Now, we can begin building our machine learning model. The first thing we need is to create a "features" column. This column will be an array of all of our numerical columns. This is what the VectorAssembler class can do for us.

vectors = VectorAssembler(inputCols=['CycleTime', 'MinMainMemory', 'MaxMainMemory', 'Cache', 'MinChannels', 'MaxChannels'], outputCol="features")

vector_data = vectors.transform(train_data)

For the VectorAssembler we give it a list of input columns that we want to vectorize into a single column. There's also an output column parameter in which we specify what we want the name of the new column to be.

NOTE: To keep this simple, I'll exclude the text columns.
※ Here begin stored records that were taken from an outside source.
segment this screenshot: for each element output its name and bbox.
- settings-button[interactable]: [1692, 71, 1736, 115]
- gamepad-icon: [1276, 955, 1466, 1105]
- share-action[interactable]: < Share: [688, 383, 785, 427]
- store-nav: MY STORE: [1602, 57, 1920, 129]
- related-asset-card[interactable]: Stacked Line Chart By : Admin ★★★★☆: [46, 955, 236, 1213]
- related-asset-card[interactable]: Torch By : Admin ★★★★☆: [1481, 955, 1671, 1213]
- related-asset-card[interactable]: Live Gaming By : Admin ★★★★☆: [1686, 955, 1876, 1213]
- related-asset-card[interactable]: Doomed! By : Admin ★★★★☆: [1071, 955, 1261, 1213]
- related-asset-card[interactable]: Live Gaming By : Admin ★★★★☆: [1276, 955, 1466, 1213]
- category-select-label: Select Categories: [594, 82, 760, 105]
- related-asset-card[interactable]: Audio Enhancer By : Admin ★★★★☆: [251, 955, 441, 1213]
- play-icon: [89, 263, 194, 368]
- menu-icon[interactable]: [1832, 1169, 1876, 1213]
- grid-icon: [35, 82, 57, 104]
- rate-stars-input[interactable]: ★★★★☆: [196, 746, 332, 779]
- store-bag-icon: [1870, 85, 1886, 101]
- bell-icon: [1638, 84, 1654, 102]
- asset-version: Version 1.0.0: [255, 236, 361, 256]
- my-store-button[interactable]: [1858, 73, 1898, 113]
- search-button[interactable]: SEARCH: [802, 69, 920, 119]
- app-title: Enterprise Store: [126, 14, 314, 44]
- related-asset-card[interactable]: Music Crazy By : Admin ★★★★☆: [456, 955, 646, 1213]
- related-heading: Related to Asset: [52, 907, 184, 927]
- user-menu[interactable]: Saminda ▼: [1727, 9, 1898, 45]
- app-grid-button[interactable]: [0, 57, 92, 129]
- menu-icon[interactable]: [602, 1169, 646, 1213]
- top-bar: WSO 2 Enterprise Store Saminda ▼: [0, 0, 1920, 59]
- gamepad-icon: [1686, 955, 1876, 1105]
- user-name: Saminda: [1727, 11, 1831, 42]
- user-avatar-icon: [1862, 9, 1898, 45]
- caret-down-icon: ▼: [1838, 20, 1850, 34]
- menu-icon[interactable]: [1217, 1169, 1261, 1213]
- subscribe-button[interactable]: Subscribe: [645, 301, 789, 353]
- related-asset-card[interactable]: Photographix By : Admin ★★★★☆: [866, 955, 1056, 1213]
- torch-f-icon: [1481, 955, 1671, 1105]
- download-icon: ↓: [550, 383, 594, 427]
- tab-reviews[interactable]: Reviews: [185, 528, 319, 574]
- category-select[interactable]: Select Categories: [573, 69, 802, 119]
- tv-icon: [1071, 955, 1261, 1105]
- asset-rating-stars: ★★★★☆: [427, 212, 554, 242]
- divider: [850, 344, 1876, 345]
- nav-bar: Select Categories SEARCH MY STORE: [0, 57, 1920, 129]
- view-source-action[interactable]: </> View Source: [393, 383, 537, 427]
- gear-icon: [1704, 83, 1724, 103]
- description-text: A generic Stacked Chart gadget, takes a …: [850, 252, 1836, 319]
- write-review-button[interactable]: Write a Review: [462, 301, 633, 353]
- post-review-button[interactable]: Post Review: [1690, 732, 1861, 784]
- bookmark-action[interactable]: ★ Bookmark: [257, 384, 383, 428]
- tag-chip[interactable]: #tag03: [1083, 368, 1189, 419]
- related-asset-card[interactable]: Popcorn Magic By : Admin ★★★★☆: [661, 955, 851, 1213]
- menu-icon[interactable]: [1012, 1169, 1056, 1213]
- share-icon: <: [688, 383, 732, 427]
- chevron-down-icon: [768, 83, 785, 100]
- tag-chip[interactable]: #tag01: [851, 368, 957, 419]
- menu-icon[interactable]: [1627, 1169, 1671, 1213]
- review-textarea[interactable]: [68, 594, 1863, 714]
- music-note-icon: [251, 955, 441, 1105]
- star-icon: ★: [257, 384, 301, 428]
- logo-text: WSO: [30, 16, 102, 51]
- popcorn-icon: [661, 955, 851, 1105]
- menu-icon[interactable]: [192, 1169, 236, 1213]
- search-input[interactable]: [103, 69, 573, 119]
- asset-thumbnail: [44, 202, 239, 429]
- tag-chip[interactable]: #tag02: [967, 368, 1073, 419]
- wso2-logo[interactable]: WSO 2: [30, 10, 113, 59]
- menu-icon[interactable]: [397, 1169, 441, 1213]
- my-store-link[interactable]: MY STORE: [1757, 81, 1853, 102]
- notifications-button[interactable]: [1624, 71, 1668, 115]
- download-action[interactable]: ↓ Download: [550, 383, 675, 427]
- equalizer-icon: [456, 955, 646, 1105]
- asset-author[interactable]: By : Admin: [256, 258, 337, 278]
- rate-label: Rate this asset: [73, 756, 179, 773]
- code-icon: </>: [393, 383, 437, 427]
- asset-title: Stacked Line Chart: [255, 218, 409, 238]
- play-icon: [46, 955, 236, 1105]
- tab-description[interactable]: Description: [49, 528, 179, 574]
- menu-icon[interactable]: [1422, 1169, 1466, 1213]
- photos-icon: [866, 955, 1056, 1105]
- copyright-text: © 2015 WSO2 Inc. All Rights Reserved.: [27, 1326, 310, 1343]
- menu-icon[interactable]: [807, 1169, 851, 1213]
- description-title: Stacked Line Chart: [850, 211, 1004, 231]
Don't worry, though, we'll go over how to handle this in a future post/video.

We can call the show method on the vector data to see how that looks.

vector_data.show()
post4.png

Notice the "features" column was appended on to the DataFrame. Also, you can tell that the values match each value in the other columns in that row. For instance, the first value in the "features" column is 29 and the first value in the "CycleTime" column is 29.

Let's clean up the DataFrame a bit and only have the columns we care about, the "features" and "RelativePerf" columns. We can do that just by using the select method.

features_data = vector_data.select(["features", "PublishedPerf"])

features_data.show()
post5.png

With our data now updated to the format the algorithm wants, let's actually create the model. This is where we use the LinearRegression class from the import.

lr = LinearRegression(labelCol="PublishedPerf", featuresCol="features")

With that class we give it a couple of parameters in the constructor, what the label column name is and what the name of the features column is.

Now we can fit the model based on our data.

model = lr.fit(features_data)

And now we have our model! We can look into it by getting the model summary and examining the R Squared on it.

summary = model.summary

print("R^2", summary.r2
post6.png

From here, it looks like it performs quite well with an R Squared of around 91%. But let's evaluate the model on the test data set. This is where we use the RegressionEvaluator class we imported.

evaluator = RegressionEvaluator(predictionCol="prediction", labelCol="PublishedPerf", metricName="r2")

This takes in a few constructor parameters which include the label column name, the metric name we want to use for our evaluation, and the prediction column. The prediction column we'll get when we when we run the model on our test set.

With our evaluator defined, we can now start to pass data to it. But first, we actually need to make our test dataset into the same format that we did our training data set. So we'll need to follow the same steps to vectorize our data.

vector_test = vectors.transform(test_data)

Then, select the columns we care about using.

features_test = vector_test.select(["features", "PublishedPerf"])

Now we can use the model to make predictions on our test data set and we'll show those results.

test_transform = model.transform(features_test)

test_transform.show()
post7.png

The prediction column are the predicted values. You can do a bit of a comparison to that and the "PublishedPerf" column. Do you think this model will perform well based on what you see?

With the predictions on the test dataset we can now evaluate our model based on that data.

evaluator.evaluate(test_transform)
post8.png

Looks like the model doesn't perform very well with this R Squared being 56%, so there is probably some feature engineering we can do.

If you watched the video and saw that the evaluation returned 90%, then it's possible the split got different data that caused this discrepancy. This is a good reason to run cross validation on your data.


Hopefully, you've learned some things with this post about using MLLib in Azure Databricks. Things to take away is that MLLib is built into Spark and, therefore, built into Azure Databricks so there's no need to install another library to perform machine learning on your data.